Melancholia 31

20 3 3
                                    

31 | Tutur Batin...

"Menduga-duga sebuah penantian hanya membuat kita berharap."

~o0o~




Hari sudah berlalu, lebih tepatnya sudah dua minggu yang lalu Aruna selesai dengan ujian masuk universitas berbasis komputer itu berlalu.



Aruna mendapatkan kabar bahwa hari ini Anadia ingin USG. Rahmat sedang diluar negeri untuk pertandingan beregu.

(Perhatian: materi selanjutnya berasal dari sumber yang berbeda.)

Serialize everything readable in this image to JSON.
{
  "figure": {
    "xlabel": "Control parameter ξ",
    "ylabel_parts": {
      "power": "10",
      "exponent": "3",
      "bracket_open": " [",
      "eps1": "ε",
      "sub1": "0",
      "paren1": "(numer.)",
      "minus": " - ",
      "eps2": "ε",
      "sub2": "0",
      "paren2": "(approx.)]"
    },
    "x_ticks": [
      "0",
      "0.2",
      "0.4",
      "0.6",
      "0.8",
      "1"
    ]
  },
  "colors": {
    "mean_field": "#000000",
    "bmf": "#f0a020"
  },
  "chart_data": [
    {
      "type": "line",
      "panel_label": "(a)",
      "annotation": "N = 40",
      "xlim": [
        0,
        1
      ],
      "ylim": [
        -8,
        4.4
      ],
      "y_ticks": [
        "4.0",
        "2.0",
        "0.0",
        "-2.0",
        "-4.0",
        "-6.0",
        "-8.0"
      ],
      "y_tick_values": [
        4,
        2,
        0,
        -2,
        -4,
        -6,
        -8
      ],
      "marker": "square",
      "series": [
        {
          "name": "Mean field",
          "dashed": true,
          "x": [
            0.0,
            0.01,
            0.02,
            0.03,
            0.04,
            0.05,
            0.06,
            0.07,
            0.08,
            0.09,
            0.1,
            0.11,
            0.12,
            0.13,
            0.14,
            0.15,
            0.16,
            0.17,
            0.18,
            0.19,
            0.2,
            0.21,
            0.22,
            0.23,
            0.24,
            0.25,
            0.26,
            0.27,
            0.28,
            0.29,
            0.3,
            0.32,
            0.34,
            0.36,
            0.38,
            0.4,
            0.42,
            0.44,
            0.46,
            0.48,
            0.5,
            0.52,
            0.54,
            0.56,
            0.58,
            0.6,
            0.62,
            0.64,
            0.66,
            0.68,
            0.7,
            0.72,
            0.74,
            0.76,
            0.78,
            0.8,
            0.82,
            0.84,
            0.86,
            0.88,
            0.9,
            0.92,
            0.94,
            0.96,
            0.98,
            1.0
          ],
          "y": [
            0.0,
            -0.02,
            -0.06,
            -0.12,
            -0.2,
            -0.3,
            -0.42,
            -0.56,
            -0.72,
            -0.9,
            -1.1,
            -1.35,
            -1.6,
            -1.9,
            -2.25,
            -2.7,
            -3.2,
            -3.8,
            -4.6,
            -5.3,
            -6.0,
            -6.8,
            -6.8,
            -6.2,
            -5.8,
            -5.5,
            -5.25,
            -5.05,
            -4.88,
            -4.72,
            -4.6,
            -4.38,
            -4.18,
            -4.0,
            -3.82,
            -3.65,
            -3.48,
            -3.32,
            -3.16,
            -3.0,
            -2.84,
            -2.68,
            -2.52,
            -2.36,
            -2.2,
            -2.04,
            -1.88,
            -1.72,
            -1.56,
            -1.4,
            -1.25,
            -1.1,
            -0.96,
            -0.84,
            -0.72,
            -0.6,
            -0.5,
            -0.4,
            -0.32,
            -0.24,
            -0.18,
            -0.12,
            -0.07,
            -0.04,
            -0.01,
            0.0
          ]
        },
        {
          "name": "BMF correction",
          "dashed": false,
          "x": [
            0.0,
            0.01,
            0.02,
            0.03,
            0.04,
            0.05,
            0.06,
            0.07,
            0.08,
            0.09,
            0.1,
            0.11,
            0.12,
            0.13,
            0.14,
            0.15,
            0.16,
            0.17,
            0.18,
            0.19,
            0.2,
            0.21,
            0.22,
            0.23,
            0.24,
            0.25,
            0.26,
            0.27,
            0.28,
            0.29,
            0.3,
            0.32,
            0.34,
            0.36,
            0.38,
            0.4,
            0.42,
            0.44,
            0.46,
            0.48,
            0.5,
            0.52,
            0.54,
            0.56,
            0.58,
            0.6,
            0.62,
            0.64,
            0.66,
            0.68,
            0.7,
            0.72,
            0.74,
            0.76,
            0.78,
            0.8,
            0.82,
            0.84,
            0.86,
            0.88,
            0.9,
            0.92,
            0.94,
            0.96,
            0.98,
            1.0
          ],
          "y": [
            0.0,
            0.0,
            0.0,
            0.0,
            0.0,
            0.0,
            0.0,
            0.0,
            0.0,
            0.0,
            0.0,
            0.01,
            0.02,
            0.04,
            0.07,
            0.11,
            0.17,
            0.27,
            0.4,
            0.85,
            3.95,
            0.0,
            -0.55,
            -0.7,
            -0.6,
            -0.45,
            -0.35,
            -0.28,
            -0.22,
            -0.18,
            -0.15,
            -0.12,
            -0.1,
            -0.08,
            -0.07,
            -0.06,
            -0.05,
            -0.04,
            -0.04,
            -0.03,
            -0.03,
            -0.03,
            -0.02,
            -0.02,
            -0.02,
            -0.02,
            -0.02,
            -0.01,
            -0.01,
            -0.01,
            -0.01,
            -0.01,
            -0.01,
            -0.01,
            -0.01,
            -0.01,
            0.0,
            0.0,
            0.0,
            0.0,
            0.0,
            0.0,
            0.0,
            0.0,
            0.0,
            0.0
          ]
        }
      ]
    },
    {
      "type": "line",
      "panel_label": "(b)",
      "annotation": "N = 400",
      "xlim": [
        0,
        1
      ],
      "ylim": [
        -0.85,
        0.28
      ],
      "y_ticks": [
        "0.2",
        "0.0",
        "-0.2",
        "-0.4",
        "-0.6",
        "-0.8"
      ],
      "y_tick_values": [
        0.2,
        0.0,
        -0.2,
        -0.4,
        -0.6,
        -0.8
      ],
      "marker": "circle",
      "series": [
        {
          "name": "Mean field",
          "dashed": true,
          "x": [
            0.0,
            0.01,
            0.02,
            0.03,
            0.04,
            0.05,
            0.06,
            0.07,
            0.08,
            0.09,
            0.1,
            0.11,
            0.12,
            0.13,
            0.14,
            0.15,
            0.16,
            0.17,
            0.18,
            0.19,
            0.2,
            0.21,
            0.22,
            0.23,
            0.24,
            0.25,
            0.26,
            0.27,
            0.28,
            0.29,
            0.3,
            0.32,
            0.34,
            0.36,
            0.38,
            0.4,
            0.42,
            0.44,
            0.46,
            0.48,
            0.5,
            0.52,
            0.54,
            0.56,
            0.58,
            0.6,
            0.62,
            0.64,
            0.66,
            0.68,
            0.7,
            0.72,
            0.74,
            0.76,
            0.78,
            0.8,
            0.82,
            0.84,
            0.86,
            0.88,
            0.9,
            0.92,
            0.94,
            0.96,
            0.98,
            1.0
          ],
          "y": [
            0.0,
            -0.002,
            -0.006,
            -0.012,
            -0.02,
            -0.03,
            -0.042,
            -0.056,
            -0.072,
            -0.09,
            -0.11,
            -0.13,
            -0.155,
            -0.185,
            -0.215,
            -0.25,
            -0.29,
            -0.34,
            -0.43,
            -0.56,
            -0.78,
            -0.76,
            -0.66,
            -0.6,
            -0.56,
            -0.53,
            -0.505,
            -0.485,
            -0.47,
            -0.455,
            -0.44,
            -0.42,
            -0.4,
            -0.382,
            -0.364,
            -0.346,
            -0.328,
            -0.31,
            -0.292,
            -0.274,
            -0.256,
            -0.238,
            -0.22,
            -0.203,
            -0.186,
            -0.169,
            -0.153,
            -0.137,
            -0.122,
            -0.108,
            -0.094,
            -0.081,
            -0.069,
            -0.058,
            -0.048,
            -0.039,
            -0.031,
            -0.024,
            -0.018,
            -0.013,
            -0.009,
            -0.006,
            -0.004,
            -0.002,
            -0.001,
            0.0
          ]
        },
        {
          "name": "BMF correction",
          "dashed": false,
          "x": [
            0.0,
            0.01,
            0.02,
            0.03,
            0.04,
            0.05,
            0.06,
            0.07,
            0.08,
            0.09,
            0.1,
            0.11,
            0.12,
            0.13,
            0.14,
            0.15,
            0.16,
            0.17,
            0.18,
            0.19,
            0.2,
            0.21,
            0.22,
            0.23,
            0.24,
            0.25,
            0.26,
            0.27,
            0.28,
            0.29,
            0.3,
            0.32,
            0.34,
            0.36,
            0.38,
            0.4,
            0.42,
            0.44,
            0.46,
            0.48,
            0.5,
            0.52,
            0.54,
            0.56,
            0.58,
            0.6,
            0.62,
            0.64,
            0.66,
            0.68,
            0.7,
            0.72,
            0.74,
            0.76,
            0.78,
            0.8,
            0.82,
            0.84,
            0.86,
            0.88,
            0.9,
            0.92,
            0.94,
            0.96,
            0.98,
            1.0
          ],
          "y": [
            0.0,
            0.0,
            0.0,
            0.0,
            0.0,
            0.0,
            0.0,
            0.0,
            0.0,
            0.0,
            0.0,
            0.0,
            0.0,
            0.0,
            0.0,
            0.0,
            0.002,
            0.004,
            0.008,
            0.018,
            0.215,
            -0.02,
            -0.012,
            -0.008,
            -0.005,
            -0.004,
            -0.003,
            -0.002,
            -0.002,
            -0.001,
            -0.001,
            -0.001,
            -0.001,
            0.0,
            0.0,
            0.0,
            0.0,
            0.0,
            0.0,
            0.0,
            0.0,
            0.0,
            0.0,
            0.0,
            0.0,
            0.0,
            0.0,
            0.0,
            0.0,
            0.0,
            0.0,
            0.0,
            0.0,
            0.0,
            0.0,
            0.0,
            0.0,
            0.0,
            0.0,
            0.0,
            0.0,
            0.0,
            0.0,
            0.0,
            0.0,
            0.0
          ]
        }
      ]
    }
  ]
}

"Kita dapat nomor antrian berapa?" Tanya Aruna saat baru saja sampai didepan deretan kursi yang diisi oleh para ibu-ibu berbadan dua.


Sebenarnya Anadia yang meminta tapi melalui Rahmat. Anadia terlalu kaku dan malu jika harus meminta langsung, dia masih takut dengan Aruna yang dia tahu adalah seorang yang dingin dan jutek.



"39. Duduklah."



"Maaf aku terlambat, gojeknya engga dapet-dapet soalnya." Aruna meletakkan tas serempangnya didepan pangkuannya.



"Iyaa, aku juga baru kok disini."



Aruna membalasnya dengan senyum dan akhirnya keduanya kembali saling diam. Anadia binggung harus bahas apa, takut salah bicara. Sementara Aruna juga binggung harus menanyakan apalagi agar gadis disebelahnya ini mau bercerita.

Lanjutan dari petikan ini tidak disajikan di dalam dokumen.